A continued period of regulatory scrutiny in relation to the motor finance industry
Broker ability to adjust interest rates is granted by Discretionary commission arrangements. The incentive for brokers to charge customers a higher interest rate for their motor finance was banned by the FCA in 2011. The Financial Ombudsman Service has found in favour of customers who have complained about DCAs in the past, and this has led to a rise in the number of complaints from customers.
The FCA noted in its announcement that there have been a lot of compensation claims related to such arrangements. The FOS has made two decisions, both in favour of the person who made the complaint.
The s166 powers of the FCA were used to appoint a skilled person to review historical sales of motor finance agreements involving DCAs. We know that this review will cover 10 motor finance providers.
What steps has the FCA taken?
The skilled person will support the work of the FCA by assessing practices within individual firms that may have been influenced by DCAs. The most appropriate approach to ensure that those who are owed compensation receive an appropriate settlement will be determined if the FCA discovers that there has been widespread misconduct. This could involve a consumer scheme under the Financial Services and Markets Act. The next steps by the end of September is what the FCA wants to communicate.
The new rules for handling complaints about motor finance agreements involve a DCA were issued by the FCA. The rules are effective immediately and allow motor finance firms to give a final response to customer complaints. The rules allow the FCA to complete its diagnostic work and decide what to do next, if any, during a 37 week period. The pause will apply to complaints received after 17 November 2023 and before 25 September 2024.

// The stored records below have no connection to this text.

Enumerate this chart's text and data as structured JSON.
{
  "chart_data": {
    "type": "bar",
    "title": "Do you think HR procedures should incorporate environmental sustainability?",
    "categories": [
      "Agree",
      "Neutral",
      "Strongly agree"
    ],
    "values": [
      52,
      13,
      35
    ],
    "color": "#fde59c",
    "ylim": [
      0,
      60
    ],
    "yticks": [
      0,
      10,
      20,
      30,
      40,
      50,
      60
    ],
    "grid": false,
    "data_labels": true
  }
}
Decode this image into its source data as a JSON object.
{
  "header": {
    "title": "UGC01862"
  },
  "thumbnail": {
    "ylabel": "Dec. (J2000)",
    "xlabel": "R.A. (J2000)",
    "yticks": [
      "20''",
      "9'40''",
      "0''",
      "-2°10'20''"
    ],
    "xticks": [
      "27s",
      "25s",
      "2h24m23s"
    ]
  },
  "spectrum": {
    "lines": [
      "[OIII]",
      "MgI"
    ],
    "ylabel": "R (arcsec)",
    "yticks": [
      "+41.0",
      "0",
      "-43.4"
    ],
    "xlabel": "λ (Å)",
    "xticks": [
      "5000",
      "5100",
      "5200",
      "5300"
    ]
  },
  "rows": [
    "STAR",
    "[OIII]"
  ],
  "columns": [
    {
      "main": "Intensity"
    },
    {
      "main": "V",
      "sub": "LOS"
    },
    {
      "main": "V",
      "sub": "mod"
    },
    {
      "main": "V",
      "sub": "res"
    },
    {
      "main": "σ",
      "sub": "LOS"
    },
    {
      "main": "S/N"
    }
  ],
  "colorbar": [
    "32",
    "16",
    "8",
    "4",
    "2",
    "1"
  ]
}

The rules give consumers more time to refer complaints about DCAs to the FOS. Consumers will have up to 15 months to refer their complaint to the FOS, instead of 6 months. The firm's final response to the complaint between July and November of 2020 is not included in this extension.
What should firms do?
Firms must make sure that they comply with the new rules that apply to their business. Updating information on their websites, as well as notifying consumers about the changes to time limits for complaint handling and FOS referrals, is included in this.
The FCA has paused the complaints time limit, but it is encouraging firms to continue progressing their complaints by continuing to investigate and collect evidence.
The skilled person review is being done by the FCA. All firms in the motor finance industry should have plans and resources in place to respond to any complaints or regulatory interventions.
There is a continued period of regulatory scrutiny.
The sector has been under increased regulatory scrutiny. Many lenders have been undertaking reviews and exercises under close supervision by the FCA, including through the use of its s166 powers, in relation to their handling of customers in financial difficulty in the aftermath of the COVID pandemic and the cost of living crisis.
GAP insurance is one area of interest for the FCA. In September of 2023, it wrote to insurers stating that they must take immediate steps to prove that customers are getting a fair deal in light of analysis that only 6 percent of the amount paid in premiums is paid out in claims.